When Sara ran around trying to do everything possible to keep Kate alive, I clicked into my own illogical attempts to force Bill to eat and to get him, half comatose, into his wheelchair to go to physical therapy.

I watched as Sara climbed onto her daughter’s bed the night Kate stopped breathing…something I had wanted to do with Bill and couldn’t, because the slightest movement caused him pain. It was then I came close to wailing. Only I couldn’t get my breath.

Bill died seven and a half years ago. In that yesteryear, I lived this agony on a regular basis. Today I visit. Brief relapses.
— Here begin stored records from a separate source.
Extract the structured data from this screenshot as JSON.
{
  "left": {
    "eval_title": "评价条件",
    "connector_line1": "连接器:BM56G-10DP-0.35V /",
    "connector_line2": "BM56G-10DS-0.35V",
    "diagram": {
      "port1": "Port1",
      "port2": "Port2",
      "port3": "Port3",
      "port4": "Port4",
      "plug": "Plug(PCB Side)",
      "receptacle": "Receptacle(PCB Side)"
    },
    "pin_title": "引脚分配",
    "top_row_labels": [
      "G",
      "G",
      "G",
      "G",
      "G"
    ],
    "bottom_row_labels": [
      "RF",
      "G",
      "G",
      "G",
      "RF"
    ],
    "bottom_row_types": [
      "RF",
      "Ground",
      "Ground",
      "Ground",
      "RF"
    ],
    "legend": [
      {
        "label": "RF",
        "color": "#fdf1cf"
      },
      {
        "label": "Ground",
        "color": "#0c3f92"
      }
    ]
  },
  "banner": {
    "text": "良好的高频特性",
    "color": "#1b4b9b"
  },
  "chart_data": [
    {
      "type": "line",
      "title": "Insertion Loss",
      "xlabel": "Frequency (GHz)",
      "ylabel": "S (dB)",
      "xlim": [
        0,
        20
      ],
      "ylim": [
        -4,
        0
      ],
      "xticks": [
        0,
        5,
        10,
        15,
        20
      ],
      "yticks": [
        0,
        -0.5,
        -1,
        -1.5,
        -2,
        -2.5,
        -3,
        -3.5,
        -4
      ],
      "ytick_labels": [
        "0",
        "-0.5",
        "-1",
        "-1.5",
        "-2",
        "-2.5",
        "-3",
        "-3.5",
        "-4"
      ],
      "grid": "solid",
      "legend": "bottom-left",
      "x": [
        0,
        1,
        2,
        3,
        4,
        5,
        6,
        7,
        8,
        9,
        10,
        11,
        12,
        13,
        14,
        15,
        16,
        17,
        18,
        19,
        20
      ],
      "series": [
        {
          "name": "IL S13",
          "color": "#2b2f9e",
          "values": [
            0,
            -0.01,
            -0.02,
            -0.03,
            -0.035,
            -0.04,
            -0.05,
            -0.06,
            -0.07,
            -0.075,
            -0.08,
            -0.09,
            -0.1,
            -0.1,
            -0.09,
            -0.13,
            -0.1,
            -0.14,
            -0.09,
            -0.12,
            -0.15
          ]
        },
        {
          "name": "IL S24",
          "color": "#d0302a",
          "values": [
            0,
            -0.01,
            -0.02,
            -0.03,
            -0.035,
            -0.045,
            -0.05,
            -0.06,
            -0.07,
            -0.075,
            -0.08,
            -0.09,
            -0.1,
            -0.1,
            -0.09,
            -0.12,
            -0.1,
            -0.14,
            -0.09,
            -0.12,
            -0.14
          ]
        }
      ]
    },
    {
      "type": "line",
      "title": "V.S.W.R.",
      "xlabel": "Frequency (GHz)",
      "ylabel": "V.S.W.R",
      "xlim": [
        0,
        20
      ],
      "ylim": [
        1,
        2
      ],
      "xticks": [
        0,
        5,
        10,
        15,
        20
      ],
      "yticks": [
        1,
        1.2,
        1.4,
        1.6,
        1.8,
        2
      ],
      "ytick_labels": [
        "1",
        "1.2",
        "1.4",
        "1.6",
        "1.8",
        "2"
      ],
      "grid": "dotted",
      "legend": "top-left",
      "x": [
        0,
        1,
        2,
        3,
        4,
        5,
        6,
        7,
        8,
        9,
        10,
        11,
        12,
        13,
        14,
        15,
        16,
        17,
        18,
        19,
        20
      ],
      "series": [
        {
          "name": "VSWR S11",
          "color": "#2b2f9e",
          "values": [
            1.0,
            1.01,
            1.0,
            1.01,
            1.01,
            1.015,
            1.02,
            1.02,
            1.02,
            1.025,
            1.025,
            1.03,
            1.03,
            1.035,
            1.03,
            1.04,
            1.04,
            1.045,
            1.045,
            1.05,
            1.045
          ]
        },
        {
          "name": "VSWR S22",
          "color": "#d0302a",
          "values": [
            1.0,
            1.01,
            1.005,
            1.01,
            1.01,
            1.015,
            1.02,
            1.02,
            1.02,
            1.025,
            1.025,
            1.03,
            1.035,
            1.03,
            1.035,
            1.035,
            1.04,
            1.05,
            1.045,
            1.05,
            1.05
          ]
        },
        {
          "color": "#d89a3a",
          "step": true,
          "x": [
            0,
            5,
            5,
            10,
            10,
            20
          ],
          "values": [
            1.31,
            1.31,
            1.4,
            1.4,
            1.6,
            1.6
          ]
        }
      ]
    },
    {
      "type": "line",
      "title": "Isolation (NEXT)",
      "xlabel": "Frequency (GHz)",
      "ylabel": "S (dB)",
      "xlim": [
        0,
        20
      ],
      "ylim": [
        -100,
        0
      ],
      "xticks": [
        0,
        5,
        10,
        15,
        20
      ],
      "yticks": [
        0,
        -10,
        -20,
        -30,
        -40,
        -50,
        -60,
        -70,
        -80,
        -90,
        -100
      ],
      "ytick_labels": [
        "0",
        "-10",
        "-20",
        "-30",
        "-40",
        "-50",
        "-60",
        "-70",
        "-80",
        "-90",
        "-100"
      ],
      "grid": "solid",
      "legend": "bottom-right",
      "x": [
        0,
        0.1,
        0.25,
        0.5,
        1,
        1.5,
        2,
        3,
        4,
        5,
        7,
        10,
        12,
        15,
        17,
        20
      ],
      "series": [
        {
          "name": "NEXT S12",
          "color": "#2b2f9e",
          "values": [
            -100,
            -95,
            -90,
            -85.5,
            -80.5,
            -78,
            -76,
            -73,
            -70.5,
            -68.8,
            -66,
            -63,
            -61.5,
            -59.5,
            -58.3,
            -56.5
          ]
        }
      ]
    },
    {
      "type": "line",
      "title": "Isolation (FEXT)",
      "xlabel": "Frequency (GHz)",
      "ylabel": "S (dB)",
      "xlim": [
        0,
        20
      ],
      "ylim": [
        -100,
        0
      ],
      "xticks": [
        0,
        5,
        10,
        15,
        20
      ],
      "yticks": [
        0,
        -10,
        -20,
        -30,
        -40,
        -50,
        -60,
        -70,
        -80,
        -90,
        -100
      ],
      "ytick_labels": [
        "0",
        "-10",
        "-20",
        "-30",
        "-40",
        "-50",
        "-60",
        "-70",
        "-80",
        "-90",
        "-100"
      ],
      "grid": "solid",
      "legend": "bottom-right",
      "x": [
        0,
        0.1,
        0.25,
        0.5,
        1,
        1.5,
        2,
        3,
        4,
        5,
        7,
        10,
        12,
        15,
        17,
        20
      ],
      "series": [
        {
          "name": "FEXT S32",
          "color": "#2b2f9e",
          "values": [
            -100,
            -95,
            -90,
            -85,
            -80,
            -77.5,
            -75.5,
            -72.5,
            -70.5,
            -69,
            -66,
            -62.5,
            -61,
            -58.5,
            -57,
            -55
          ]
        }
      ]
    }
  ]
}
But once again, in this annual winter of my soul—the months of Bill’s paralysis before his death in the spring—I tend to numb myself. So, this relapse wasn’t all bad. In active grief, I felt Alive.

For those of you for whom it’s been awhile since your loved one died, what hope do you have to offer others immersed in the thick of their grief? Tell me about your relapses. Are they all bad?